しかしリアルタイムで注文数を確認することができるようになり、現在は夕方荷造りする際にスムーズ。注文から早いスピードで発送まで対応することが可能となった。
 浜中園TOP

◆浜中園HP

 

 また、ネットを通した新規顧客も狙いたい。なしやぶどう等、他の果物の農家には既に顧客がいる。近所の直売所で売れてしまいネット販売には手を伸ばさない農家が多い中、新規で始める浜中氏は顧客がいないところからスタート。

 「そんな中、最近ホームページから購入したお客様が気に入ってくださり、家族のために注文してくれたことが嬉しかった。果物の特徴は、買う人は買うが買わない人は買わない、絶対に必要なものではないところが難しい。しかし、そのご家族のようにパッションフルーツの美味しさを知り、誰かに教えたいと思ってほしい。より多くの方に知ってもらい、リピーターが増えていってほしい。」と話す。

「家族への想い」

 出掛けることが好きで、中でも体験型のイベントやスポーツをすることが好き。最近では、日帰り旅行でシーカヤックとシュノーケリングを体験したという。携帯でゲームをするのも好きで、お子さんと一緒にゲームをして遊ぶこともあり、よく収穫を手伝ってくれるのだそう。浜中氏自身も幼い頃から小学4年生の頃まで、お手伝いをよくしていた。5年生からはサッカークラブの活動に励んでおり、その頃からこの仕事を“いずれ継ぐことになる”と考えていた。

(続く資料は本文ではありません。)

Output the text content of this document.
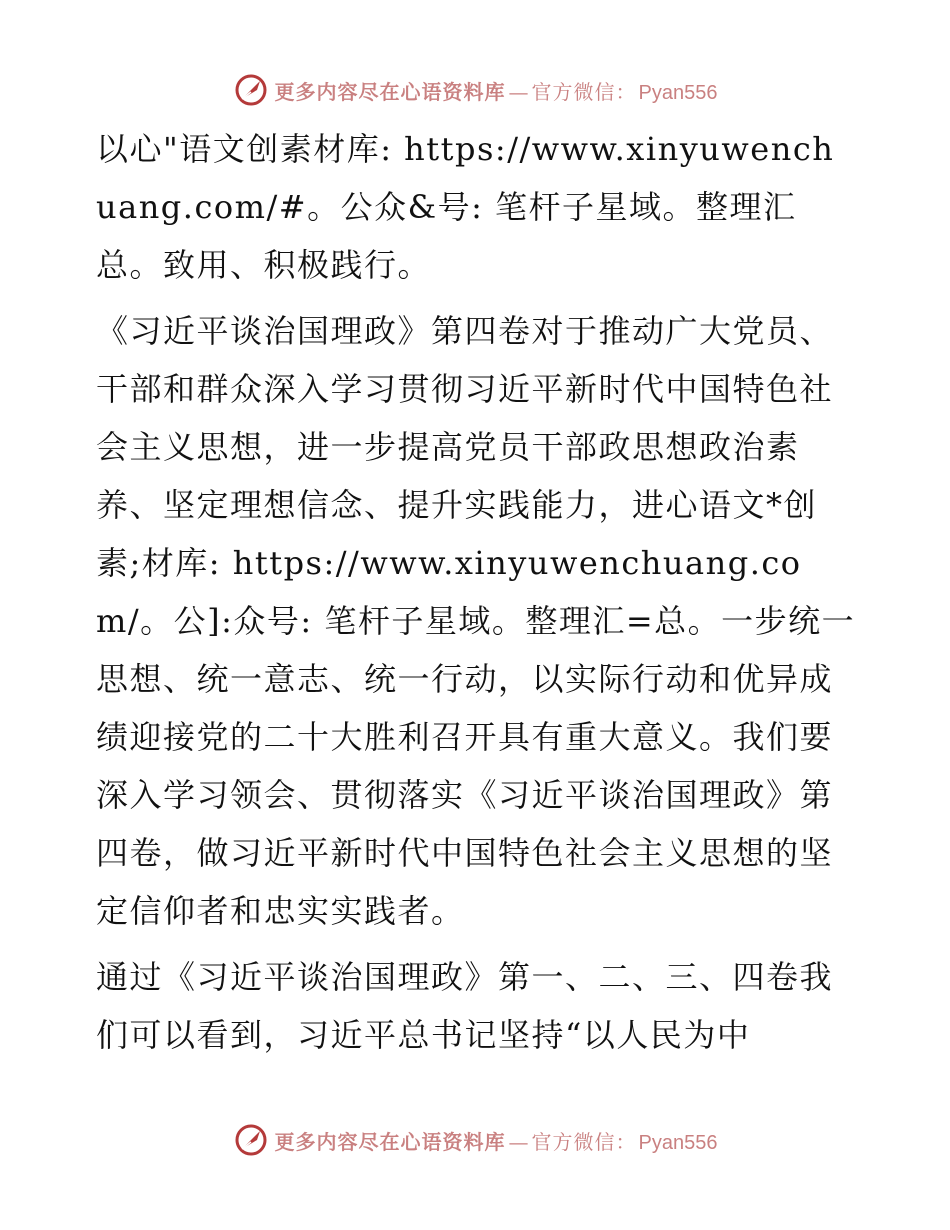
更多内容尽在心语资料库 — 官方微信： Pyan556

以心"语文创素材库: https://www.xinyuwenchuang.com/#。公众&号: 笔杆子星域。整理汇总。致用、积极践行。

《习近平谈治国理政》第四卷对于推动广大党员、干部和群众深入学习贯彻习近平新时代中国特色社会主义思想，进一步提高党员干部政思想政治素养、坚定理想信念、提升实践能力，进心语文*创素;材库: https://www.xinyuwenchuang.com/。公]:众号: 笔杆子星域。整理汇=总。一步统一思想、统一意志、统一行动，以实际行动和优异成绩迎接党的二十大胜利召开具有重大意义。我们要深入学习领会、贯彻落实《习近平谈治国理政》第四卷，做习近平新时代中国特色社会主义思想的坚定信仰者和忠实实践者。

通过《习近平谈治国理政》第一、二、三、四卷我们可以看到，习近平总书记坚持“以人民为中

更多内容尽在心语资料库 — 官方微信： Pyan556
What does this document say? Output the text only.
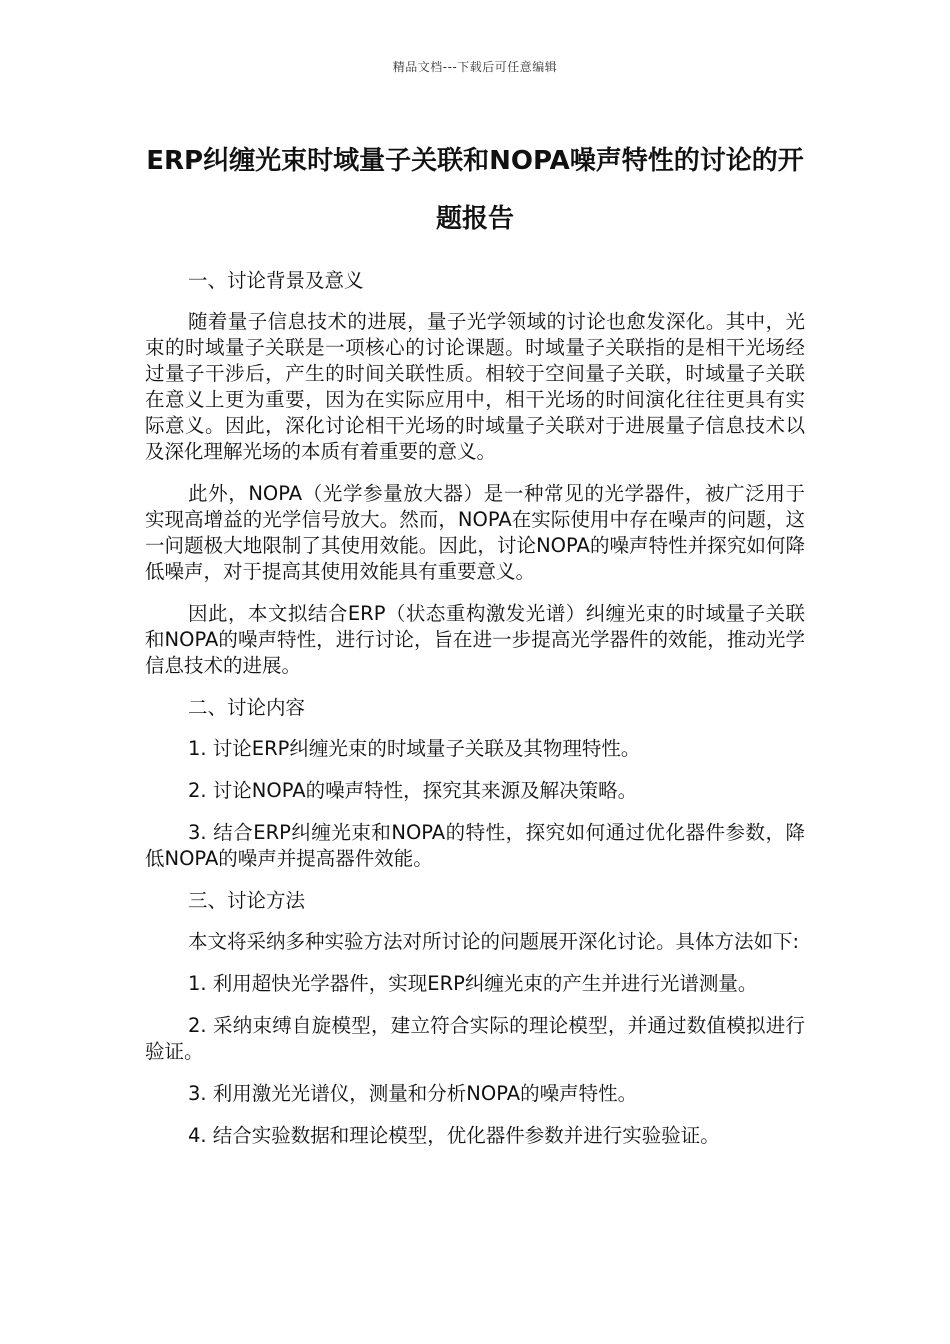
精品文档---下载后可任意编辑
ERP纠缠光束时域量子关联和NOPA噪声特性的讨论的开题报告

一、讨论背景及意义

随着量子信息技术的进展，量子光学领域的讨论也愈发深化。其中，光束的时域量子关联是一项核心的讨论课题。时域量子关联指的是相干光场经过量子干涉后，产生的时间关联性质。相较于空间量子关联，时域量子关联在意义上更为重要，因为在实际应用中，相干光场的时间演化往往更具有实际意义。因此，深化讨论相干光场的时域量子关联对于进展量子信息技术以及深化理解光场的本质有着重要的意义。

此外，NOPA（光学参量放大器）是一种常见的光学器件，被广泛用于实现高增益的光学信号放大。然而，NOPA在实际使用中存在噪声的问题，这一问题极大地限制了其使用效能。因此，讨论NOPA的噪声特性并探究如何降低噪声，对于提高其使用效能具有重要意义。

因此，本文拟结合ERP（状态重构激发光谱）纠缠光束的时域量子关联和NOPA的噪声特性，进行讨论，旨在进一步提高光学器件的效能，推动光学信息技术的进展。

二、讨论内容

1. 讨论ERP纠缠光束的时域量子关联及其物理特性。

2. 讨论NOPA的噪声特性，探究其来源及解决策略。

3. 结合ERP纠缠光束和NOPA的特性，探究如何通过优化器件参数，降低NOPA的噪声并提高器件效能。

三、讨论方法

本文将采纳多种实验方法对所讨论的问题展开深化讨论。具体方法如下:

1. 利用超快光学器件，实现ERP纠缠光束的产生并进行光谱测量。

2. 采纳束缚自旋模型，建立符合实际的理论模型，并通过数值模拟进行验证。

3. 利用激光光谱仪，测量和分析NOPA的噪声特性。

4. 结合实验数据和理论模型，优化器件参数并进行实验验证。
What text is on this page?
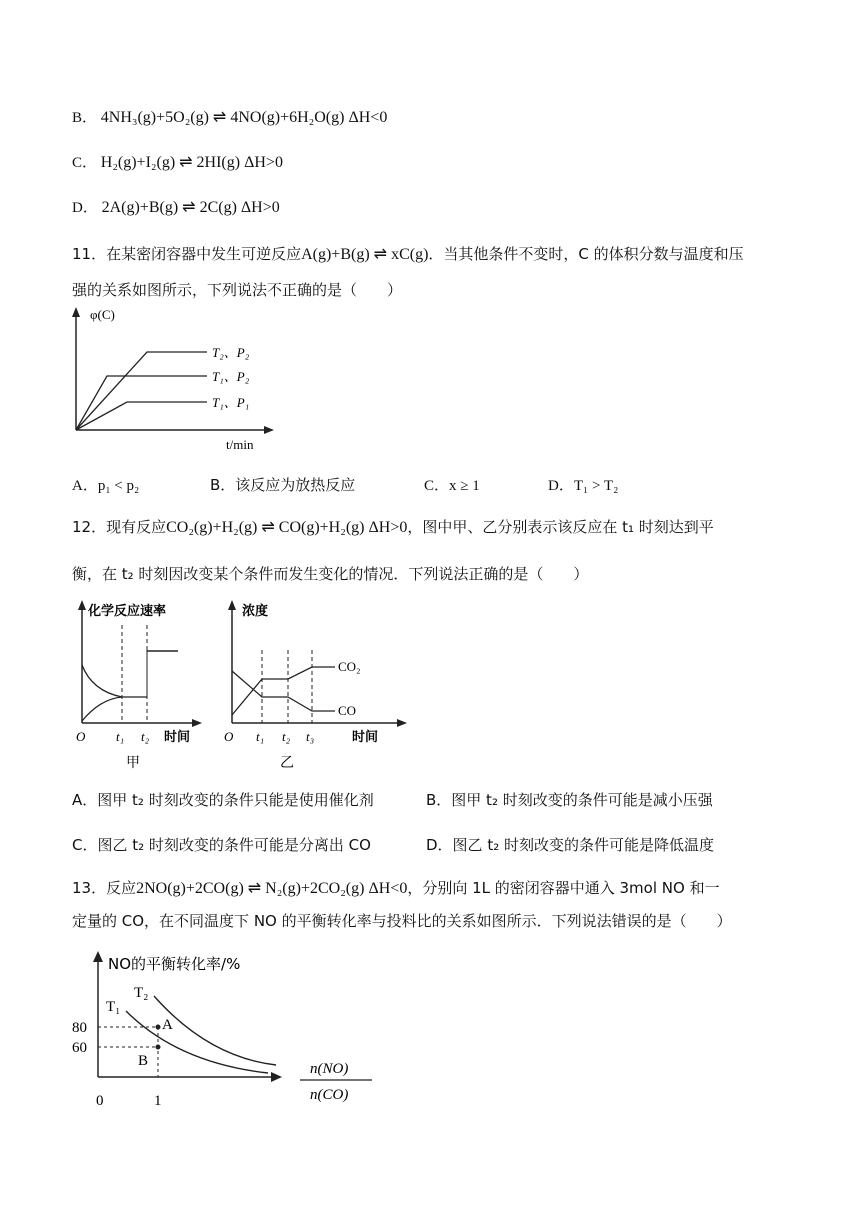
B． 4NH₃(g)+5O₂(g) ⇌ 4NO(g)+6H₂O(g) ΔH<0
C． H₂(g)+I₂(g) ⇌ 2HI(g) ΔH>0
D． 2A(g)+B(g) ⇌ 2C(g) ΔH>0
11．在某密闭容器中发生可逆反应A(g)+B(g) ⇌ xC(g)．当其他条件不变时，C 的体积分数与温度和压
强的关系如图所示，下列说法不正确的是（　　）
φ(C)
T₂、P₂
T₁、P₂
T₁、P₁
t/min
A．p₁ < p₂	B．该反应为放热反应	C．x ≥ 1	D．T₁ > T₂
12．现有反应CO₂(g)+H₂(g) ⇌ CO(g)+H₂(g) ΔH>0，图中甲、乙分别表示该反应在 t₁ 时刻达到平
衡，在 t₂ 时刻因改变某个条件而发生变化的情况．下列说法正确的是（　　）
化学反应速率
O t₁ t₂ 时间
甲
浓度
CO₂
CO
O t₁ t₂ t₃	时间
乙
A．图甲 t₂ 时刻改变的条件只能是使用催化剂	B．图甲 t₂ 时刻改变的条件可能是减小压强
C．图乙 t₂ 时刻改变的条件可能是分离出 CO	D．图乙 t₂ 时刻改变的条件可能是降低温度
13．反应2NO(g)+2CO(g) ⇌ N₂(g)+2CO₂(g) ΔH<0，分别向 1L 的密闭容器中通入 3mol NO 和一
定量的 CO，在不同温度下 NO 的平衡转化率与投料比的关系如图所示．下列说法错误的是（　　）
NO的平衡转化率/%
T₁
T₂
A
B
80
60
0	1
n(NO)
n(CO)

 浜中氏は24歳まで様々なアルバイトをし、社会経験をしてから農家を継いだ。アルバイトを始めてから片手間でできる仕事ではないと実感し、お金を稼ぐことの大変さを痛感した。「息子も社会経験をしてから自分の歩むべき道を決めてほしい。」と、父親の表情も見ることができた。

 

 

「これからの浜中園」


今後は果実そのものだけでなく様々な加工品を作りたいと話す。浜中氏おすすめの加工品とのセット商品の展開を狙う。キャンディー、ジュース、パンケーキ等、加工品販売に向けて地元の洋菓子店や飲食店とともに研究活動を行っている。炭酸で割ると甘酸っぱい爽やかなジュースになることや、お酒にも合うことを教えていただいた。
  また、学校給食に関わるようになり、改めて“安全なものを作っていこう”という思いを持った。「40歳を過ぎて子供たちの食育も考えるようになり、社会貢献をしていこう、と意識が変わった。」と浜中氏は言う。
そして目標は、売上を上げていき、農地を維持していくこと。家族旅行の時間を確保すること。年中忙しいが、家族との時間は作るように努めている。
 浜中園②
 浜中氏は既に事業を継承しているが、農家は引退がない。「これからも、父と母と嫁と常に一緒にやっていく」と家族の仲の良さもうかがえた。

編集後記
  今年は栽培本数を100本から170本に増やし、「このまま突っ走っていきたい」と意欲を見せる。「オリンピックやパラリンピックにも何らかの形で関わりたい。八王子としてだけではなく、東京の農産物として選手村へ出荷し、より広めていきたい。」と力強く語る浜中氏に、パッションフルーツが八王子の名産、そして東京の名産になる日も近いのではないかと感じた。